Unified tumor growth mechanisms from multimodel inference and dataset integration
Fig 5
Likely model topologies vary across datasets; transition rates vary according to subtype presence in similar ways.
(A) Hypothesis assessment of model topologies, per dataset. Probability indicates the result of Bayes theorem using equivalent prior probabilities per topology (e.g., 9% probability that one of the topologies in the x-axis best represents a dataset) and Bayesian evidence values (marginal likelihoods) summed per topology. Model topologies represented by images and corresponding numbers along the x-axis. Posterior probability based on marginal likelihoods of all candidate models that include A as an initiating subtype. (B) Division and phenotypic transition parameters for TKO, RPM, and SCLC-A cell line datasets, comparing between higher-probability topologies (A) and four-subtype topology per dataset.
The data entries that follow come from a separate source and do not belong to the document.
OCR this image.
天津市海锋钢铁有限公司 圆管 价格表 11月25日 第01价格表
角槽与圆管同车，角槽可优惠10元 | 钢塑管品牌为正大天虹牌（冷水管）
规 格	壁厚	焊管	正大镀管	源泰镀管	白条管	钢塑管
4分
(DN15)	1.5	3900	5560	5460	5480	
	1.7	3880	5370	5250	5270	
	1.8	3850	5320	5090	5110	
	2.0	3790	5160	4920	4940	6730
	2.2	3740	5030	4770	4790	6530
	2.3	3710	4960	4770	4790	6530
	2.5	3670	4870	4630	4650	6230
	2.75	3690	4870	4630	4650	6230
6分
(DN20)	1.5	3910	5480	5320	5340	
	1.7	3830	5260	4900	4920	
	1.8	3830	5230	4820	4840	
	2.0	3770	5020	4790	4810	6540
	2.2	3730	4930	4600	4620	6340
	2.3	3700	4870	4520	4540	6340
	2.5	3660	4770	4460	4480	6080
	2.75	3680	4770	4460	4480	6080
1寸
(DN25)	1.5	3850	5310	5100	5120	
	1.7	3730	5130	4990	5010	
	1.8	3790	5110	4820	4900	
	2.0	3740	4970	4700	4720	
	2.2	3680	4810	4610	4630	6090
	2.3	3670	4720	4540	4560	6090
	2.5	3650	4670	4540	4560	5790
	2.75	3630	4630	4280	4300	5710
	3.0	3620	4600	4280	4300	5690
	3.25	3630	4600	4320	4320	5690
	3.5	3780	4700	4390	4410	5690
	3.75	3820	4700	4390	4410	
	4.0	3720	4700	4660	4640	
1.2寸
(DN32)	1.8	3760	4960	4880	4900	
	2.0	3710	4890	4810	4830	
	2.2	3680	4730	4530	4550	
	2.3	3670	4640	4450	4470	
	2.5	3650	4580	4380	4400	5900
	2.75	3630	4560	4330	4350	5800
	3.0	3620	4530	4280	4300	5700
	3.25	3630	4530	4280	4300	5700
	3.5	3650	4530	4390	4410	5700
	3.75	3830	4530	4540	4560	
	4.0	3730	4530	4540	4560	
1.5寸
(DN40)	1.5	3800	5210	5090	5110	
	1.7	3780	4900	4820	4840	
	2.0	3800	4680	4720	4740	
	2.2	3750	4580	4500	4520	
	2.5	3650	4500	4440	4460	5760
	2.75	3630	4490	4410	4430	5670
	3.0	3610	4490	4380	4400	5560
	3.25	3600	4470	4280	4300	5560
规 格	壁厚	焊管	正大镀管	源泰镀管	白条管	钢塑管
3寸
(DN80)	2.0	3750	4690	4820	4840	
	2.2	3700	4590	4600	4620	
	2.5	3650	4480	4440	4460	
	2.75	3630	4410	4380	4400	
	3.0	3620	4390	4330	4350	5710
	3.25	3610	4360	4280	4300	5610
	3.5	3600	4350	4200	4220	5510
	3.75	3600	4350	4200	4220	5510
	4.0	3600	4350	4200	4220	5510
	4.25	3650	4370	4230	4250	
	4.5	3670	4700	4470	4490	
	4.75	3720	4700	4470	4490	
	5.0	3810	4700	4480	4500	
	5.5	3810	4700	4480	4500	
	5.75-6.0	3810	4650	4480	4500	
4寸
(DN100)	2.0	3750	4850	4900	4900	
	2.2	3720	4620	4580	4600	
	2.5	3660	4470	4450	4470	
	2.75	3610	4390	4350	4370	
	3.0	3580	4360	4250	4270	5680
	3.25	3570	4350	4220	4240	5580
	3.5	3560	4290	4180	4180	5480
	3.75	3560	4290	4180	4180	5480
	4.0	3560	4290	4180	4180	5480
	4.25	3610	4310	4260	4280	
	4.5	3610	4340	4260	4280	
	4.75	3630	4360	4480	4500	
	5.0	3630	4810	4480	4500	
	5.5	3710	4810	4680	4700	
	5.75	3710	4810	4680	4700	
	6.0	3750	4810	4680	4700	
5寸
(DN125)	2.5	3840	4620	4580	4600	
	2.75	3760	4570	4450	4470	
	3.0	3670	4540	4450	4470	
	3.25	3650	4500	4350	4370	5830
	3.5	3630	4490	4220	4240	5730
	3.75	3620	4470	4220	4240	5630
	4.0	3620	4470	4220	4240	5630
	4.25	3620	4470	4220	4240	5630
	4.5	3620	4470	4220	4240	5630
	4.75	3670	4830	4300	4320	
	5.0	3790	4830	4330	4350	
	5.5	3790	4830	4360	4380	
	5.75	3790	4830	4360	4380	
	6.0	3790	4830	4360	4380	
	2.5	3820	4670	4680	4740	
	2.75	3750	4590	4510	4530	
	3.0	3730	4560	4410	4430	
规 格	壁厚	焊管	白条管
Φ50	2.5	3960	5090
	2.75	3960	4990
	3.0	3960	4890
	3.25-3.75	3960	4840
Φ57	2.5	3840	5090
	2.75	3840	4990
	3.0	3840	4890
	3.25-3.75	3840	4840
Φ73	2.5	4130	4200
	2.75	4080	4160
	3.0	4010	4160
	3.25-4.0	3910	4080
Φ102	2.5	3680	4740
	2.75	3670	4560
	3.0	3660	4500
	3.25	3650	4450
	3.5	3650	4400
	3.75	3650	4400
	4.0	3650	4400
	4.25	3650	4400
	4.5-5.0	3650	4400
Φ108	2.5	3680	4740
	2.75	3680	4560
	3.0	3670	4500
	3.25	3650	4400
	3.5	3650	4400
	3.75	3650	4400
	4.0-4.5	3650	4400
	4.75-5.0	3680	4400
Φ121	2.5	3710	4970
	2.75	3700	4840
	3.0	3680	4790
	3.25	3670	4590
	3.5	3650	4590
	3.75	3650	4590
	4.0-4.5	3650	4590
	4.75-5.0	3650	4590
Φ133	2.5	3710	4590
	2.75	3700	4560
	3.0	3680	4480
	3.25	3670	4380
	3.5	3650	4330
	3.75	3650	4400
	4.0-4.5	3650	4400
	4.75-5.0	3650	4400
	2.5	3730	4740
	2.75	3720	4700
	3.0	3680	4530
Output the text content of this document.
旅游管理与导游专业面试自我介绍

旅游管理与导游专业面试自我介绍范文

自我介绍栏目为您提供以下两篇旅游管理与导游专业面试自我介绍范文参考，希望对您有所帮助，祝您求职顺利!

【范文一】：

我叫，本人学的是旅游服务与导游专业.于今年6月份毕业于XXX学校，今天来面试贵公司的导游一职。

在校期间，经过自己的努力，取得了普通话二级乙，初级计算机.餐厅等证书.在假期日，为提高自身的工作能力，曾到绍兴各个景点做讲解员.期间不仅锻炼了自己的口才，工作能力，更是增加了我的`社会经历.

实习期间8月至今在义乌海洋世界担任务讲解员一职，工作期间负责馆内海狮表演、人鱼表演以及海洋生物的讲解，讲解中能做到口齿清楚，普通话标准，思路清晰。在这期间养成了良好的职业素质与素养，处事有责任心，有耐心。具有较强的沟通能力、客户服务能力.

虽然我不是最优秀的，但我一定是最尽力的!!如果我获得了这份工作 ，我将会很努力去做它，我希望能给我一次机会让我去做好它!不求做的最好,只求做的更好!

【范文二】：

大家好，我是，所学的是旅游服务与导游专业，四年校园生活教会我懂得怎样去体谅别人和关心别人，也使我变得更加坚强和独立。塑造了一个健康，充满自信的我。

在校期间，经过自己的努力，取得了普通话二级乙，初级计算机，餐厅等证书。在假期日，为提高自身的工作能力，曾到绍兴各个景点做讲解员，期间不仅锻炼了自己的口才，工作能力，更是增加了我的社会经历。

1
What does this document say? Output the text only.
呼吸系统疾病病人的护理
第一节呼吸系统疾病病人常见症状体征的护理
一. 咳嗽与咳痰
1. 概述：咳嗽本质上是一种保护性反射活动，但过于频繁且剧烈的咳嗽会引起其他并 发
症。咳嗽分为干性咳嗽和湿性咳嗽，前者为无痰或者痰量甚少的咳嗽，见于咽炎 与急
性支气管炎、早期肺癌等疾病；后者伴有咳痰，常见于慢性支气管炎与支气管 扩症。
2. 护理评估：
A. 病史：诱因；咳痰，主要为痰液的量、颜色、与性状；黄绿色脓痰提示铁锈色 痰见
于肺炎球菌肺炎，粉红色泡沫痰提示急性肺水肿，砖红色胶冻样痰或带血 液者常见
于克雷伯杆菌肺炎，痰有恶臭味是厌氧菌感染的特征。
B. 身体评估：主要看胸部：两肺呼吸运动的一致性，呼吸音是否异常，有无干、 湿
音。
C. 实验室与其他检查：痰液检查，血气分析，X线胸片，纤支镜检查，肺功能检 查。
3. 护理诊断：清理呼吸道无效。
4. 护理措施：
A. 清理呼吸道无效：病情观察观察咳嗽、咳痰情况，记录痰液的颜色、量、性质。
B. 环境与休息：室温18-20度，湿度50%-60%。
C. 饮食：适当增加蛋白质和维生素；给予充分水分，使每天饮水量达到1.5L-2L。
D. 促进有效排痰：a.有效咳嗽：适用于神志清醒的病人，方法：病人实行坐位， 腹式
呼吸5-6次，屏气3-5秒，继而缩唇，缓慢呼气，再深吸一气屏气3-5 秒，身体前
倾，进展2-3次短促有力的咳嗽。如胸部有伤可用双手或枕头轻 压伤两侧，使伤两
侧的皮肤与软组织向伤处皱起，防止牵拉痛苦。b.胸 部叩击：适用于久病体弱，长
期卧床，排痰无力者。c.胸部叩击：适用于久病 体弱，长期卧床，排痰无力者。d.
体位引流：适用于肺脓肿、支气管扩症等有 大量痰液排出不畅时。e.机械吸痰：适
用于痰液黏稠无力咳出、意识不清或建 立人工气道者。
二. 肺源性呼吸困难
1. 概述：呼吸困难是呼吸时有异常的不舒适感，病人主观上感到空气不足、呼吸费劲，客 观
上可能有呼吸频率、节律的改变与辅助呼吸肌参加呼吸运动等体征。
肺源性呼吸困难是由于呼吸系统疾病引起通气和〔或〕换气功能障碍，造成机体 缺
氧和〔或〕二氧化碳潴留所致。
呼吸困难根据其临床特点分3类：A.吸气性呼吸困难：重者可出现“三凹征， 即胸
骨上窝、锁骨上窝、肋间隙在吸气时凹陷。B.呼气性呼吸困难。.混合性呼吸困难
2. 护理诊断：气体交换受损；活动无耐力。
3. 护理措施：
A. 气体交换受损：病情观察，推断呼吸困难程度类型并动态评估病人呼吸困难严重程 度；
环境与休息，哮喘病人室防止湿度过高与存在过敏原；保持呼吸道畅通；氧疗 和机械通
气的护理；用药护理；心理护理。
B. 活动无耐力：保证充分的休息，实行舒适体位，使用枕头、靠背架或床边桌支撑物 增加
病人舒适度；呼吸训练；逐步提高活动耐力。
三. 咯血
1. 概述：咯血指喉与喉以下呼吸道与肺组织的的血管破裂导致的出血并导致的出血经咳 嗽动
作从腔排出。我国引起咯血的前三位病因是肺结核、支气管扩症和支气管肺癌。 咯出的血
Red arrowheads indicate higher A-to-A2 transition rate in 3-subtype TKO topology (A, A2, Y) compared to A-to-Y and A2-to-Y. Teal arrowheads indicate higher A-to-N transition rate in 4-subtype RPM topology compared to A-to-Y and N-to-Y. TKO, p53fl/fl;Rbfl/fl;p130fl/fl tumors [28]; RPM, Rb1fl/fl;Trp53fl/fl;Lox-Stop-Lox[LSL]-MycT58A tumors [36]; SCLC-A cell lines, a subset of SCLC cell lines from the CCLE [54] that we previously assigned as representative of tumors made up largely of the SCLC-A subtype [33]. (*) indicates significance between samples from BMA parameter distributions at family-wise error rate (FWER) = 0.01, averaged over ten sampling iterations using one-way ANOVA plus Tukey HSD.